Personne n'arrivait des autres rues, laissant imaginer que d'autres barrages avaient été dressés en amont. La foule bloquée derrière celui que Joy observait était maintenant dense. Manifestement, il y avait là des habitants du quartier, facilement identifiables à leur teint mat et leurs ponchos colorés traduisant leur appartenance à leur ethnie. Mais Joy vit également des individus de type caucasien munis pour certains de magnétophones, de micros et, pour quelques uns, de caméras :des journalistes. Ils faisaient le siège de ce qui semblait être, à en croire la concentration de guignols galonnés, le PC de l'opération. Les militaires les évacuaient d'un geste brusque, d'une bourrade, apparemment peu disposés à leur révéler quoi que ce fût sur le problème.
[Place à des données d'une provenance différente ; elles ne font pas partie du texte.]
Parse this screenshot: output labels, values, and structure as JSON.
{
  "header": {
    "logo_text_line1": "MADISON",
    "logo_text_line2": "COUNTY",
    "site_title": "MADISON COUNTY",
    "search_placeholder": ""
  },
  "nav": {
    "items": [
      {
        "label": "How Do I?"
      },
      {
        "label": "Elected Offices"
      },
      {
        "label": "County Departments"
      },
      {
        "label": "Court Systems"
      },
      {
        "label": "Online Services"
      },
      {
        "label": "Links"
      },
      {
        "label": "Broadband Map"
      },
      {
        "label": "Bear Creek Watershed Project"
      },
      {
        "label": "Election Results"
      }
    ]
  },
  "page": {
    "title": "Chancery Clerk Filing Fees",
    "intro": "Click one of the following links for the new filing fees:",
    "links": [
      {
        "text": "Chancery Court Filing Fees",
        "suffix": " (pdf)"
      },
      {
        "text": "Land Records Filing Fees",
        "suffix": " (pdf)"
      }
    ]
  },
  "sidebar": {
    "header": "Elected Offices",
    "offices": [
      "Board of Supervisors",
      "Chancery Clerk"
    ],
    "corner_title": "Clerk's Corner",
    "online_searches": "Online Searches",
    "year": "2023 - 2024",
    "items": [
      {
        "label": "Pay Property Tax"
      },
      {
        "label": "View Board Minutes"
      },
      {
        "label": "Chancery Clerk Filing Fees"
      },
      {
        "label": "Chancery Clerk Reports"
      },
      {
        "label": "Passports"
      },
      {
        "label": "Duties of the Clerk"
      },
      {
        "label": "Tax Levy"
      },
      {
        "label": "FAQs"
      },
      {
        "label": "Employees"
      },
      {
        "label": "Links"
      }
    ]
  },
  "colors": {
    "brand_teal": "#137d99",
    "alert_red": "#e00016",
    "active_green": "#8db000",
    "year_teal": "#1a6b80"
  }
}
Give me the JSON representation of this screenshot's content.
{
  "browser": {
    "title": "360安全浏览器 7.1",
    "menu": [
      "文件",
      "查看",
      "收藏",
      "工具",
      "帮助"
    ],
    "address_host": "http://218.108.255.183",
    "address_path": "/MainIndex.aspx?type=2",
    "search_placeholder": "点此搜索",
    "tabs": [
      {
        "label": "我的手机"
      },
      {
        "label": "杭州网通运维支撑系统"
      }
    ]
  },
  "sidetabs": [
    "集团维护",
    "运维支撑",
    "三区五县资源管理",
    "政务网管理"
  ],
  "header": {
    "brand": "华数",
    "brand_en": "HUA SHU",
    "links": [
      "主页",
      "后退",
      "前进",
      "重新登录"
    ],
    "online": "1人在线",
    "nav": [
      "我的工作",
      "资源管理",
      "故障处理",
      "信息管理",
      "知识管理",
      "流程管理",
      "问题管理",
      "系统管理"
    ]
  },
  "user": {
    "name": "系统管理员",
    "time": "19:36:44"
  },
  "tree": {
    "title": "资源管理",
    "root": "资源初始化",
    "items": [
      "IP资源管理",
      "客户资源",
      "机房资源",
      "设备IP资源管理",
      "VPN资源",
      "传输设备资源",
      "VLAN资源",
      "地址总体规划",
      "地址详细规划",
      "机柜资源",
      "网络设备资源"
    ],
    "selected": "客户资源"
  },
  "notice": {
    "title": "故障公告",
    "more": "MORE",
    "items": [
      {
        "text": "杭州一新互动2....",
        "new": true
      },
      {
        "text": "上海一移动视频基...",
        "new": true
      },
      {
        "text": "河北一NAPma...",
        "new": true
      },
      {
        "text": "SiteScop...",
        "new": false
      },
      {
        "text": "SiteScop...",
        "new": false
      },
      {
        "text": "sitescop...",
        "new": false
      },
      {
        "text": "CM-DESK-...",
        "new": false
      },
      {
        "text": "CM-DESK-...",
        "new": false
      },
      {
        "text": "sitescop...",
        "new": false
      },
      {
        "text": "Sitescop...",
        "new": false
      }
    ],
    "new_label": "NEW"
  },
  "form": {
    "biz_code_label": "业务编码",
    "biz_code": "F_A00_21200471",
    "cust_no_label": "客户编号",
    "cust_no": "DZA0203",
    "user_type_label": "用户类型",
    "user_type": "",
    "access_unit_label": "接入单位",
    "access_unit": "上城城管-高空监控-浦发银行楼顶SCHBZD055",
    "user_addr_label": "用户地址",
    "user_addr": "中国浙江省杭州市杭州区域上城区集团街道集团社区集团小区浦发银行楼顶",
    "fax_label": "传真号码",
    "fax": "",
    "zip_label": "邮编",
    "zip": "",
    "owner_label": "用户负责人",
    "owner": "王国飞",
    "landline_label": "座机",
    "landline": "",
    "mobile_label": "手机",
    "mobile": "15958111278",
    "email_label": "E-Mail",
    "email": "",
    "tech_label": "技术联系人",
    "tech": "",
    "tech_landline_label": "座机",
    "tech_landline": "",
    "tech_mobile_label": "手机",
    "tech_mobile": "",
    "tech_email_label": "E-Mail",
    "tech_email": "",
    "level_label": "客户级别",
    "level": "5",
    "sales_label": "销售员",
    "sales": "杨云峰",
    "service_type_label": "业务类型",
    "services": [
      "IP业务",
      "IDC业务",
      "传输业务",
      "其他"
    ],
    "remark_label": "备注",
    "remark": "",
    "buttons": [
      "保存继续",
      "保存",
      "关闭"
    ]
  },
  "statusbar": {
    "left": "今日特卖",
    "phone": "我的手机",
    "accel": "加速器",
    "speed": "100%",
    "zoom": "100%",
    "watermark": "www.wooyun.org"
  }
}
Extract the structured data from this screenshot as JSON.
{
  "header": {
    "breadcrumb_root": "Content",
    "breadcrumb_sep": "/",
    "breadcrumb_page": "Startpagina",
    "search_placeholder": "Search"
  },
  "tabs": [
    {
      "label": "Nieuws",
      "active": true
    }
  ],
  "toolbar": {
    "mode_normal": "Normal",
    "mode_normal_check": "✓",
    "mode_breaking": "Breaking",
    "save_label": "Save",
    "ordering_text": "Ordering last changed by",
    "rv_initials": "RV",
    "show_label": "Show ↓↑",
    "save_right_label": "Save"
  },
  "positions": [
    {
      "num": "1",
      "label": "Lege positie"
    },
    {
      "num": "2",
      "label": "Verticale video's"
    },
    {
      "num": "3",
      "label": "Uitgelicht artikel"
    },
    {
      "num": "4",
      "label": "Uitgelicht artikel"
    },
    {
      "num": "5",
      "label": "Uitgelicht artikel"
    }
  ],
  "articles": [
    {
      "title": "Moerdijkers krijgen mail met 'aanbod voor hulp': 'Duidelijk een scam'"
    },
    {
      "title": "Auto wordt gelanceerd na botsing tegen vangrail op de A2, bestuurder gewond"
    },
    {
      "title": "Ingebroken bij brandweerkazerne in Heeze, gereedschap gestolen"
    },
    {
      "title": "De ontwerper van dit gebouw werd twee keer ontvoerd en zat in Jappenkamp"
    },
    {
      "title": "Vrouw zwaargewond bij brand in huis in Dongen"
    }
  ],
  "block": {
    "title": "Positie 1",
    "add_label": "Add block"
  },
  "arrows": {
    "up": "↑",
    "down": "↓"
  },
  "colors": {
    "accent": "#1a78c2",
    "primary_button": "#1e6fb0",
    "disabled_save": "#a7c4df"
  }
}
Un peu en retrait, des ambulances étaient regroupées, projetant la lumière bleutée de leurs gyrophares sur les murs alentours. Les portes de certaines d'entre-elles étaient ouvertes et Joy nota que des médecins semblaient déjà s'activer.
Un moment, elle se demanda comment il était possible qu'il y eût déjà des blessés avant de se souvenir de l'explosion. Elle laissa son regard parcourir la rue, cherchant à comprendre. Elle nota alors que plusieurs personnes étaient assises sur le sol, suffoquant et visiblement choquées. Et puis, elle n'y avait d'abord pas prêté attention, toute à sa concentration, mais elle se rendit également compte que ses yeux brûlaient légèrement. Elle reconstitua alors sans trop de difficulté la scène : certains habitants avaient dû tenter de forcer le barrage provoquant la riposte des militaires à coups de grenages lacrymogènes et de balles en caoutchouc. C'était plutôt bon pour eux : cela signifiait que leurs assaillants devaient surveiller deux fronts simultanément, diminuant d'autant leur attention et leur capacité d'action. Elle en était là de ses réflexions quand, brutalement, le halo de lumière l'enveloppa et un cri surmonta tous les autres : elle sut qu'elle était repérée. Elle eut le réflexe de baisser la tête, tentant de se dissimuler au regard des militaires mais il était trop tard. Des balles se mirent à siffler au dessus de sa tête. Instinctivement, sa main droite se porta dans son dos, à hauteur de ceinture, à la recherche de son arme. En relevant très brièvement la tête pour ajuster ses tirs, elle se mit à riposter tout en reculant prudemment. Elle ne voulait pas les toucher pour ne pas envenimer la situation mais d'un autre côté, autant leur faire savoir tout de suite qu'ils étaient armés et peu disposés à se laisser tirer comme des lapins.